The Old Red Truck



After I left the Chicago I was stationed at the Naval Air Station, Pt. Mugu. I worked in the Air Traffic Control Facility maintaining RADAR and communications systems, as well as the antique ATC computers. It’s one of the reasons I am terrified to fly commercial airlines!

But anyway, on to my seastory.

Point Mugu was an interesting base. We were part of the Pacific Missile Test Range, where weapons systems were fitted and tested on new aircraft. So we always were the first to receive the newest of the new. The very first F/A-18 Hornets were on base for testing, doing touch-and-go’s and other airplane testing things... We also had, believe it or not, a collection of F-86 Saber Jets! These were painted orange and flown by remote control as TARGETS for missile tests. And we had C-130 cargo planes coming and going back and forth to Antarctica, since we were involved with supporting McMurdo and operation deep-freeze. Then there were helicopters flying around picking up the splash-downed missile targets, and the test missiles themselves being fired, both from aircraft and from ground based launchers... It was a busy place!

ET2 Dave Bowman was an odd duck, to say the least. He drove an old old (like, 1950’s vintage) pickup truck that he one day planned to restore but at present was just an old old old truck. Dave had a girlfriend whom he would pick up from work after hours on his way home in his old old old red and primer gray pickup truck.

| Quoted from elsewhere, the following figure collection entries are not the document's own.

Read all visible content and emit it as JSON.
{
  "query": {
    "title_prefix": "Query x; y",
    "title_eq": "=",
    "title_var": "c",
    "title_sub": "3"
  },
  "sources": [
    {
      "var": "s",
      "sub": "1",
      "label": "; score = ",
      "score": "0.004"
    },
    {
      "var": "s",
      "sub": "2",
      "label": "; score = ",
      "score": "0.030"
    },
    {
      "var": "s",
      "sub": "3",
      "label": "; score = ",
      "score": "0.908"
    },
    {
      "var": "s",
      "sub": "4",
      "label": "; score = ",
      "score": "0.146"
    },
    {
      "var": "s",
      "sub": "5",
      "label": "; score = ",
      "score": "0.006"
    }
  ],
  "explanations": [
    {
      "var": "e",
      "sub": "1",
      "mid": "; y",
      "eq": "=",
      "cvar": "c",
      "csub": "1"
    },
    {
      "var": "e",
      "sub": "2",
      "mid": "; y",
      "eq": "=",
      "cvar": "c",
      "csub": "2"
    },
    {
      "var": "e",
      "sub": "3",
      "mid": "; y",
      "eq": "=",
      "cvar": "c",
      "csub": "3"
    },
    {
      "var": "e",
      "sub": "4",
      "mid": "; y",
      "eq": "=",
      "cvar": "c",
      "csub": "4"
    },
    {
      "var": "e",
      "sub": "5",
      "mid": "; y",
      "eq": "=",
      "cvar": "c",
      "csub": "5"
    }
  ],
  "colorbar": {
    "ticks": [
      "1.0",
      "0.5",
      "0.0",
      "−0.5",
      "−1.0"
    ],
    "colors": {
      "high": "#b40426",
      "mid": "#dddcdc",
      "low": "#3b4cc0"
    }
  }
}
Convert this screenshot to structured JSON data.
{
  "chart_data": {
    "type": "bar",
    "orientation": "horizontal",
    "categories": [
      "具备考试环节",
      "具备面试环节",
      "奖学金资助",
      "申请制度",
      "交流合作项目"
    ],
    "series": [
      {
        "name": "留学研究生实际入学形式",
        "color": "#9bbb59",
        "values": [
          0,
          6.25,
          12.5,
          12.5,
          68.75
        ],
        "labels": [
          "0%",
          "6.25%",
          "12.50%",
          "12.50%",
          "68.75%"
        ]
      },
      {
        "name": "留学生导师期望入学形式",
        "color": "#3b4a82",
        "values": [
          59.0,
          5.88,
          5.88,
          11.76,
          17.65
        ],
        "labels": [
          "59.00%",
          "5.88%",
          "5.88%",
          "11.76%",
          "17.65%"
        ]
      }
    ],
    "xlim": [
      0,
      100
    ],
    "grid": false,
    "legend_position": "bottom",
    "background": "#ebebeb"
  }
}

We worked out of an office and ET shop in a building at the base of the control tower, located, of course, next to the tarmac at the edge of the airfield. To get to the air traffic control facility you would drive in the main gate into the "center" of the base, where the exchange and housing was located, then sort of double back around the end of the runways and over to the "business end" of the base.

I lived on base and usually rode my bicycle to work. One day I rode into the parking lot and noticed that Dave’s distinctive truck was just leaving! Well that concerned me, since Dave and I were scheduled to do some RADAR maintenance work that morning. I went inside to find Dave waiting for me. I didn’t think much about his truck driving away after that. We did our scheduled work, and after lunch I got busy doing something else... Well, right around 1700, just as I was getting ready to leave, I heard this absolutely frantic air traffic controller yelling into the PA system. "Petty Officer Bowman, call the control tower, IMMEDIATELY!!" Bowman, I noticed was standing by the main door to the ATCF lobby looking up the road, apparently waiting for his ride. Dave, like most other ET’s at the facility was used to hearing controllers yelling and screaming. We never let it bother us, controllers being on the excitable side by their nature. Anyway, I watched Dave amble over to a telephone to call the tower. He was in no particular rush, since he could see that his red truck was nowhere in sight. So we were both rather surprised to see Dave’s girlfriend and his distinctive truck pull up in front of the door just a few moments later. And oddly enough she was turned around and facing the exit! Now how did she do that??? Then it dawned on us. The truck appearing out of nowhere, frantic controllers in the tower—She drove across the runway!!! It seems Dave’s girlfriend got a bit turned around driving on base, but she knew that her boyfriend worked in the building under that tall tower, so she looked for it, and then just drove across that big wide road to get to it. What was all the excitement about???

To hear the controllers talk about it, she skirted death by the slimmest of margins. They say there were aircraft backed up for ten miles lined up to land after a busy day at a busy base. Apparently some F-18 on final had to "go around" due to the ratty old red pick-up truck crossing the active runway. Pilots (another one of those excitable people) seem to get upset about things like that. Dave’s girlfriend just never got what all the excitement was about. She said she was "real careful to look both ways" before she crossed that wide road. Dave got a lecture from the Commander, but really, what could anyone do? Dave promised never to let the girl drive his truck on base again, and that was that.